[<prev] [next>] [<thread-prev] [thread-next>] [day] [month] [year] [list]
Message-ID: <20250814150809.140739-14-gmonaco@redhat.com>
Date: Thu, 14 Aug 2025 17:08:05 +0200
From: Gabriele Monaco <gmonaco@...hat.com>
To: linux-kernel@...r.kernel.org,
Steven Rostedt <rostedt@...dmis.org>,
Jonathan Corbet <corbet@....net>,
Masami Hiramatsu <mhiramat@...nel.org>,
linux-trace-kernel@...r.kernel.org,
linux-doc@...r.kernel.org
Cc: Gabriele Monaco <gmonaco@...hat.com>,
Nam Cao <namcao@...utronix.de>,
Tomas Glozar <tglozar@...hat.com>,
Juri Lelli <jlelli@...hat.com>,
Clark Williams <williams@...hat.com>,
John Kacur <jkacur@...hat.com>
Subject: [RFC PATCH 13/17] rv: Convert the opid monitor to a hybrid automaton
The opid monitor validates that wakeup and need_resched events only
occur with interrupts and preemption disabled by following the
preemptirq tracepoints.
As reported in [1], those tracepoints might be inaccurate in some
situations (e.g. NMIs).
Since the monitor doesn't validate other ordering properties, remove the
dependency on preemptirq tracepoints and convert the monitor to a hybrid
automaton to validate the constraint during event handling.

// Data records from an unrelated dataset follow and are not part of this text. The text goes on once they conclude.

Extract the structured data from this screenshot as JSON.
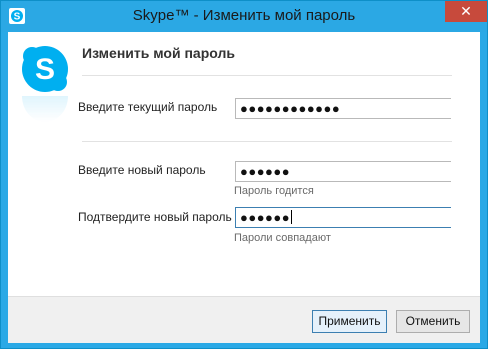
{
  "window": {
    "title": "Skype™ - Изменить мой пароль",
    "close_glyph": "✕",
    "accent_color": "#2ba8e4"
  },
  "icons": {
    "app": "skype-icon",
    "logo": "skype-logo-icon",
    "close": "close-icon"
  },
  "header": {
    "title": "Изменить мой пароль"
  },
  "fields": {
    "current": {
      "label": "Введите текущий пароль",
      "value": "●●●●●●●●●●●●"
    },
    "new": {
      "label": "Введите новый пароль",
      "value": "●●●●●●",
      "hint": "Пароль годится"
    },
    "confirm": {
      "label": "Подтвердите новый пароль",
      "value": "●●●●●●",
      "hint": "Пароли совпадают"
    }
  },
  "buttons": {
    "apply": "Применить",
    "cancel": "Отменить"
  }
}
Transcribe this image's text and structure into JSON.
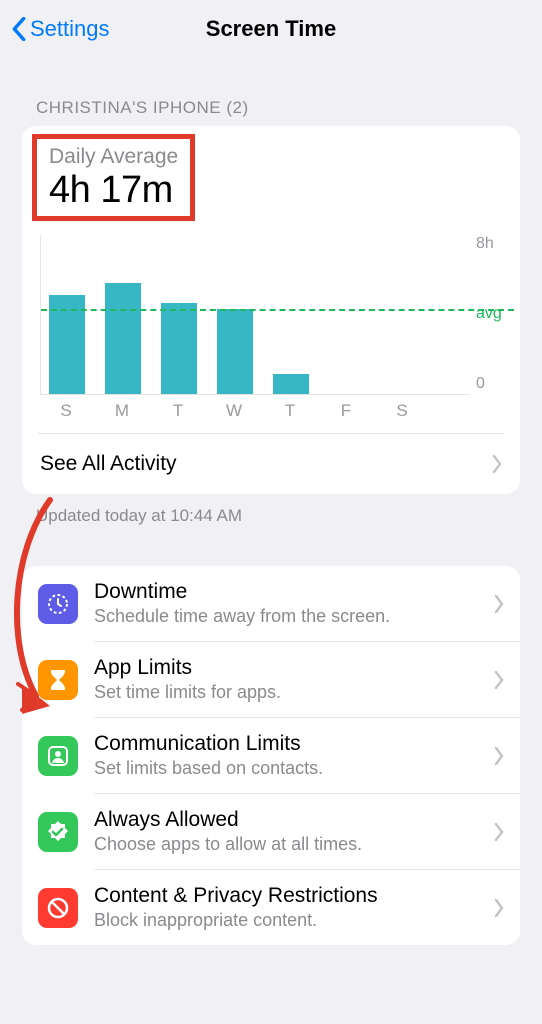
{
  "nav": {
    "back_label": "Settings",
    "title": "Screen Time"
  },
  "section_header": "CHRISTINA'S IPHONE (2)",
  "summary": {
    "avg_label": "Daily Average",
    "avg_value": "4h 17m",
    "see_all": "See All Activity",
    "updated": "Updated today at 10:44 AM"
  },
  "chart_data": {
    "type": "bar",
    "categories": [
      "S",
      "M",
      "T",
      "W",
      "T",
      "F",
      "S"
    ],
    "values": [
      5.0,
      5.6,
      4.6,
      4.3,
      1.0,
      0,
      0
    ],
    "title": "Daily Average",
    "xlabel": "",
    "ylabel": "",
    "ylim": [
      0,
      8
    ],
    "y_top_label": "8h",
    "y_bottom_label": "0",
    "avg_label": "avg",
    "avg_value": 4.28
  },
  "rows": [
    {
      "icon": "downtime",
      "color": "#5e5ce6",
      "title": "Downtime",
      "sub": "Schedule time away from the screen."
    },
    {
      "icon": "hourglass",
      "color": "#ff9500",
      "title": "App Limits",
      "sub": "Set time limits for apps."
    },
    {
      "icon": "contact",
      "color": "#34c759",
      "title": "Communication Limits",
      "sub": "Set limits based on contacts."
    },
    {
      "icon": "check-shield",
      "color": "#34c759",
      "title": "Always Allowed",
      "sub": "Choose apps to allow at all times."
    },
    {
      "icon": "no-entry",
      "color": "#ff3b30",
      "title": "Content & Privacy Restrictions",
      "sub": "Block inappropriate content."
    }
  ]
}
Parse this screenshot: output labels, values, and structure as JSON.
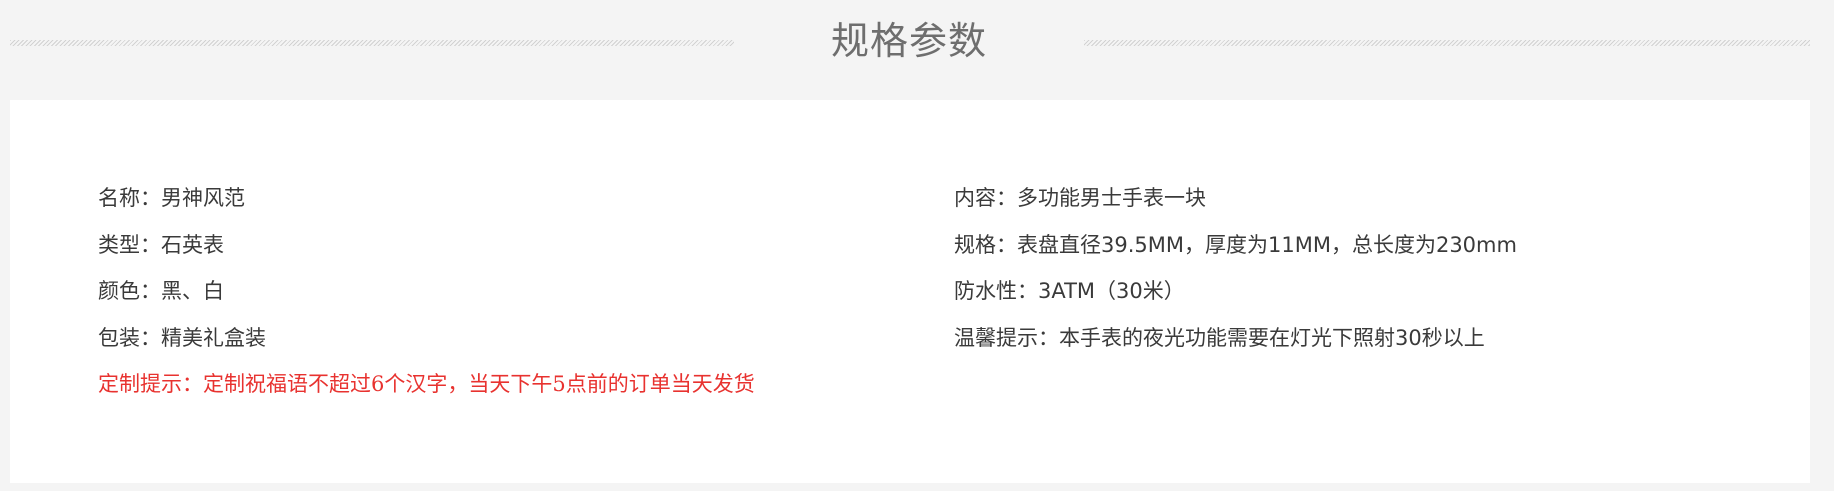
{
  "header": {
    "title": "规格参数"
  },
  "specs": {
    "left": [
      "名称：男神风范",
      "类型：石英表",
      "颜色：黑、白",
      "包装：精美礼盒装"
    ],
    "notice": "定制提示：定制祝福语不超过6个汉字，当天下午5点前的订单当天发货",
    "right": [
      "内容：多功能男士手表一块",
      "规格：表盘直径39.5MM，厚度为11MM，总长度为230mm",
      "防水性：3ATM（30米）",
      "温馨提示：本手表的夜光功能需要在灯光下照射30秒以上"
    ]
  },
  "colors": {
    "page_background": "#f4f4f4",
    "panel_background": "#ffffff",
    "title_text": "#6e6e6e",
    "body_text": "#3a3a3a",
    "notice_text": "#e8322f"
  }
}
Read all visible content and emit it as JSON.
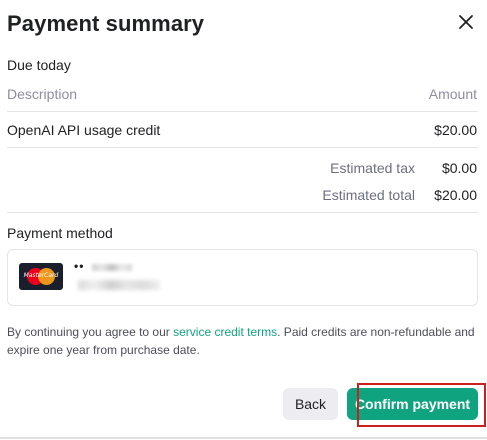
{
  "dialog": {
    "title": "Payment summary",
    "close_icon": "close-icon"
  },
  "due_today": {
    "heading": "Due today",
    "columns": {
      "description": "Description",
      "amount": "Amount"
    },
    "items": [
      {
        "description": "OpenAI API usage credit",
        "amount": "$20.00"
      }
    ],
    "estimated_tax_label": "Estimated tax",
    "estimated_tax_value": "$0.00",
    "estimated_total_label": "Estimated total",
    "estimated_total_value": "$20.00"
  },
  "payment_method": {
    "heading": "Payment method",
    "card_brand": "MasterCard",
    "card_mask": "••"
  },
  "terms": {
    "prefix": "By continuing you agree to our ",
    "link": "service credit terms",
    "suffix": ". Paid credits are non-refundable and expire one year from purchase date."
  },
  "buttons": {
    "back": "Back",
    "confirm": "Confirm payment"
  },
  "colors": {
    "accent": "#10a37f",
    "highlight": "#cc1f1f",
    "secondary_button": "#ececf1"
  }
}
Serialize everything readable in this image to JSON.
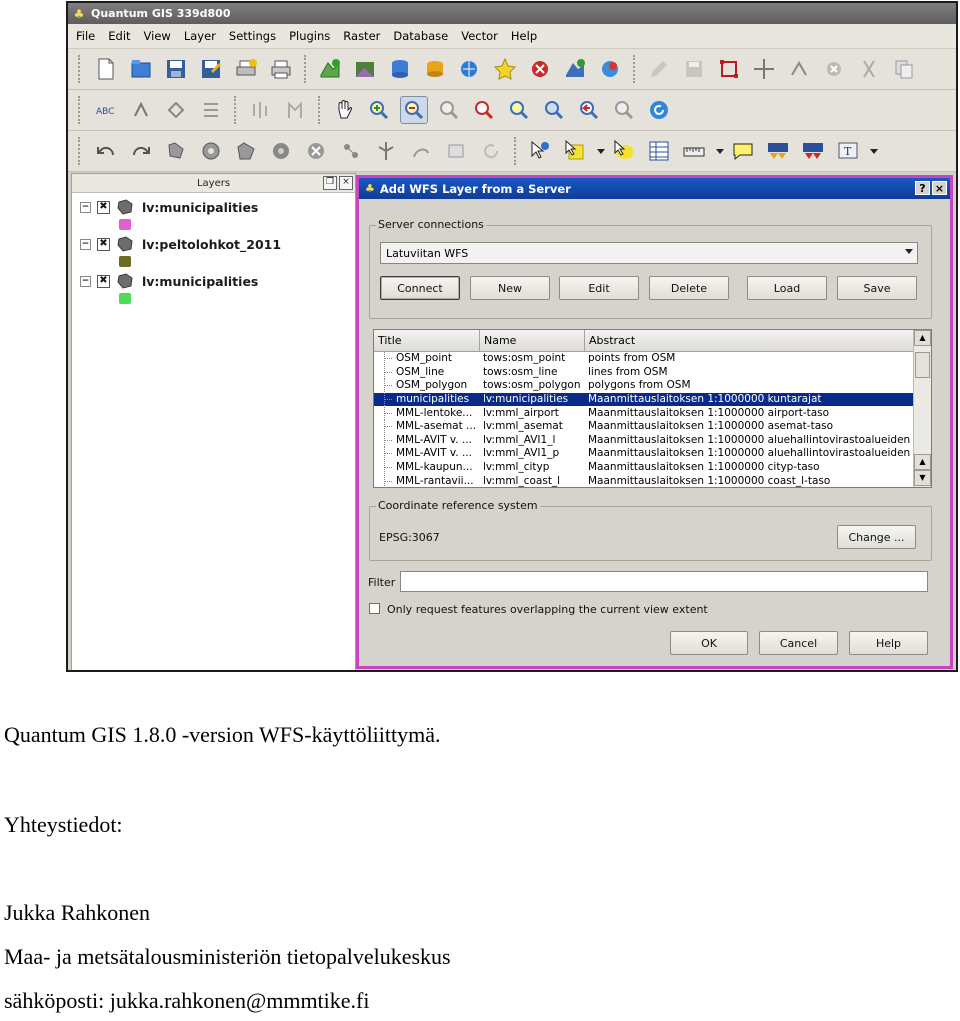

This makes the monitor more robust by also removing the workaround for
interrupts missing the preemption tracepoints, which was working on
PREEMPT_RT only and allows the monitor to be built on kernels without
the preemptirqs tracepoints.
[1] - https://lore.kernel.org/lkml/20250625120823.60600-1-gmonaco@redhat.com
Signed-off-by: Gabriele Monaco <gmonaco@...hat.com>
---
Documentation/trace/rv/monitor_sched.rst | 62 +++---------
kernel/trace/rv/monitors/opid/Kconfig | 11 +--
kernel/trace/rv/monitors/opid/opid.c | 109 ++++++---------------
kernel/trace/rv/monitors/opid/opid.h | 88 ++++-------------
kernel/trace/rv/monitors/opid/opid_trace.h | 4 +
kernel/trace/rv/rv_trace.h | 2 +-
tools/verification/models/sched/opid.dot | 36 ++-----
7 files changed, 77 insertions(+), 235 deletions(-)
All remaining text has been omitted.